Leila Barker, Olivia Eanes, and Brian Penny, all junior history majors, are enrolled in an internship with Rhea County Historian Patricia Guffey at the Rhea Heritage and Scopes Trial Museum in Dayton. The three are helping Ms. Guffey sort and catalog documents collected by the late Bettye Broyles, an archeologist and former Rhea County historian who left her estate to the Rhea County Historical and Genealogical Society.
 
“This is our second sorting of the Bettye Broyles papers, notes, and records,” Leila explained. “When we started, they were in giant tubs of random papers. The first time through we did a rough sort based on the family name, place, or topic. Now we’re going through the boxes and putting the same types of information together.”
 
She and Olivia began the process with Ms. Guffey in the spring semester of 2012, worked through the fall semester, and were joined by Brian this semester. “The goal is to make all the material available to the people of Rhea County or those who have a connection to Rhea County and want to do research,” Olivia said. “We’re a long way from that point, but you’ve got to start at the beginning if you want to get it done.”
 
Brian found out about the work Leila and Olivia were doing and his curiosity drove him to join them. “This is the sort of work I think I want to get into at some point,” he said. “I had not heard about the exhibits down here [in the courthouse museum] so I thought I’d check out the exhibits as well as get hands-on experience and course credit.”
 
For their academic credit in the Fall 2012 semester, Olivia developed an exhibit on the life of Ms. Broyles, who was a member of one of the early families in Rhea County and was one of the first women archeologists to work in the United States. Leila wrote a paper on Ms. Broyles based on their research.
 
“I’ve learned a lot about the history of Rhea County,” Olivia said. “That has made me appreciate where I go to school more. It made me realize this is my home for four years, and it’s good to know the history of the area. It helps explain why things are as they are today.”
 
Leila added, “I’ve learned how much dedication it takes to do history. It takes a lot of determination and perseverance to stick through a project.”
 
Ms. Guffey said she has been very pleased with the students. “They have been so knowledgeable. I can tell them one thing and they’re right on it.
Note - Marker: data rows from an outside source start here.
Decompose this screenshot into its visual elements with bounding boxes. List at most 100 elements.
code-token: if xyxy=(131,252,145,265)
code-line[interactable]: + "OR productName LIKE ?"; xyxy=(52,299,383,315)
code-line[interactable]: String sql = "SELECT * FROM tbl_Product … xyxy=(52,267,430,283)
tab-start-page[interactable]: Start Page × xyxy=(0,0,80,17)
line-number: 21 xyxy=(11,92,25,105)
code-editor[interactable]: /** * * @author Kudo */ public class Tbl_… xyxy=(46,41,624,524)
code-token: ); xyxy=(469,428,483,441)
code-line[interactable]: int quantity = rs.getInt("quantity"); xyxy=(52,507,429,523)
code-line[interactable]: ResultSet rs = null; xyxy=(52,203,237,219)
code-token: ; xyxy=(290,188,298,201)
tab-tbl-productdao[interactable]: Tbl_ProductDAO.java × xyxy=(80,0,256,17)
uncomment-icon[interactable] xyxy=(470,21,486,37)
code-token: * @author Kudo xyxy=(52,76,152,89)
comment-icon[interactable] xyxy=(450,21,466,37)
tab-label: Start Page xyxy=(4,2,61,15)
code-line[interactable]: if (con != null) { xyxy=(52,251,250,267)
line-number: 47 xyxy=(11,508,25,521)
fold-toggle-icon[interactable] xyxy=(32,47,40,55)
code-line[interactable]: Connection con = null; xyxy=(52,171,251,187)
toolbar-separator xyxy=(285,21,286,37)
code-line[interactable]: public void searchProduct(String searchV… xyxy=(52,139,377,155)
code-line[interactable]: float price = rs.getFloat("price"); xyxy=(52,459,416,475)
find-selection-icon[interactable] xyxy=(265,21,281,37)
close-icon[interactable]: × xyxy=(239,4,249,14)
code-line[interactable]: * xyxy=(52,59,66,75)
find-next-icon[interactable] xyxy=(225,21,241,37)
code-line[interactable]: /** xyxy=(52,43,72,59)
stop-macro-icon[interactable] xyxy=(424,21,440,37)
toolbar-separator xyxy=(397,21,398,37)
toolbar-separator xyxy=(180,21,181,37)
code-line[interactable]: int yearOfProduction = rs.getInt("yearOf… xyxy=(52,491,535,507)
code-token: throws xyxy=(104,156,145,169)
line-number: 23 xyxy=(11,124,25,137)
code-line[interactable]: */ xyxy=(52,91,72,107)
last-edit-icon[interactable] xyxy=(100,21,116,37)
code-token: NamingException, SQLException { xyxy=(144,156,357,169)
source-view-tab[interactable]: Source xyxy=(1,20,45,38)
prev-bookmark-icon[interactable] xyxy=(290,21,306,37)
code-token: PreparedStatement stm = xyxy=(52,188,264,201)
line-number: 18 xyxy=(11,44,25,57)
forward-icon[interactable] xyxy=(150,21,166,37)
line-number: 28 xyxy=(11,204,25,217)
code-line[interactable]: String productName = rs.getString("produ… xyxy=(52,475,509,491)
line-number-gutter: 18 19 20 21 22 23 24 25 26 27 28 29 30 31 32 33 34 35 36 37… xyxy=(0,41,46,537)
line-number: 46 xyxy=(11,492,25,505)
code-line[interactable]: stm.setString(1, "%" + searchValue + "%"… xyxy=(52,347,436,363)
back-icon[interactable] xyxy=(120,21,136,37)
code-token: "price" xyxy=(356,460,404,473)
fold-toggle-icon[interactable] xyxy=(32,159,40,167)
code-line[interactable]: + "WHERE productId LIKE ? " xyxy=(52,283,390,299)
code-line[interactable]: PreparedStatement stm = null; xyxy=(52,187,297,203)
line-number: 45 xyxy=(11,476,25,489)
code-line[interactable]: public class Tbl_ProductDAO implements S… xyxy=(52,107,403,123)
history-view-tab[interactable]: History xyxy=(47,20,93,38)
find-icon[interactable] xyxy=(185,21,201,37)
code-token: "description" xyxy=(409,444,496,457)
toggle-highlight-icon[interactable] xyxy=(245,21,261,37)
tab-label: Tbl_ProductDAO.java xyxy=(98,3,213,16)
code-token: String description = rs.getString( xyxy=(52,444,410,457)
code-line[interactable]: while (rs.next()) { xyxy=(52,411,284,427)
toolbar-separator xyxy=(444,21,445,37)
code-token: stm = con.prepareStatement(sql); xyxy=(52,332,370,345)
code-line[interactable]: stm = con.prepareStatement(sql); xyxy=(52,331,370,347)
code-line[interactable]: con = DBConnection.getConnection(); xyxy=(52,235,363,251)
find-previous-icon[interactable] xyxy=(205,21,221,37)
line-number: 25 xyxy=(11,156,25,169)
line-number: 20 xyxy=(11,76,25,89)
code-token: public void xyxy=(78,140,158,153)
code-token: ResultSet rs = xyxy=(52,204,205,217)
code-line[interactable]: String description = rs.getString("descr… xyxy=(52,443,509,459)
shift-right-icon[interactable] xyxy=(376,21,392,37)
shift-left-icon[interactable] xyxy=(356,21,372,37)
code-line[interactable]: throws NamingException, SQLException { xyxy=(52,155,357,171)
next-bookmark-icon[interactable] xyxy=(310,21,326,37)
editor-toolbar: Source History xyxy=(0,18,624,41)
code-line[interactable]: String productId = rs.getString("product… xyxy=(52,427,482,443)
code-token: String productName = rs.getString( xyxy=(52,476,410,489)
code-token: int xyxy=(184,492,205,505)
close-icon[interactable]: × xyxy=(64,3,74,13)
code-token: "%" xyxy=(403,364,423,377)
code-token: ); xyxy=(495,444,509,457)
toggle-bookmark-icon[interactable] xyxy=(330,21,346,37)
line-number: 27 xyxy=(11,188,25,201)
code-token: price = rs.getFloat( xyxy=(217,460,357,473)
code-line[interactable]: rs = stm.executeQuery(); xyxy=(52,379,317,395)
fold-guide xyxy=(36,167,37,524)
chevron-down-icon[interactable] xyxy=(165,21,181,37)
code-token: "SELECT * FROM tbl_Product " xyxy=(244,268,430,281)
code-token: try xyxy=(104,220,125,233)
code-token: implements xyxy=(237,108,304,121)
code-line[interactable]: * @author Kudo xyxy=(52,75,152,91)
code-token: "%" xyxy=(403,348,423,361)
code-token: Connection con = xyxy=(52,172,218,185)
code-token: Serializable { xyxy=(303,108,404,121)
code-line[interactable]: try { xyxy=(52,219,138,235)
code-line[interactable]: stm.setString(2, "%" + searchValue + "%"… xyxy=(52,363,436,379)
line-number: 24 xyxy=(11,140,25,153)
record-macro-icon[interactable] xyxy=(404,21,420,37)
They know what has to be done and have gotten their hands dirty to do it.
 
“They have been a tremendous asset to the Bettye Project” as she calls the effort to catalog the papers. “They have cut the time it would take to do this project in half from what it would have taken for me to do myself.
 
“This has been very valuable to the historical society, and I hope we can continue this good partnership with the college.”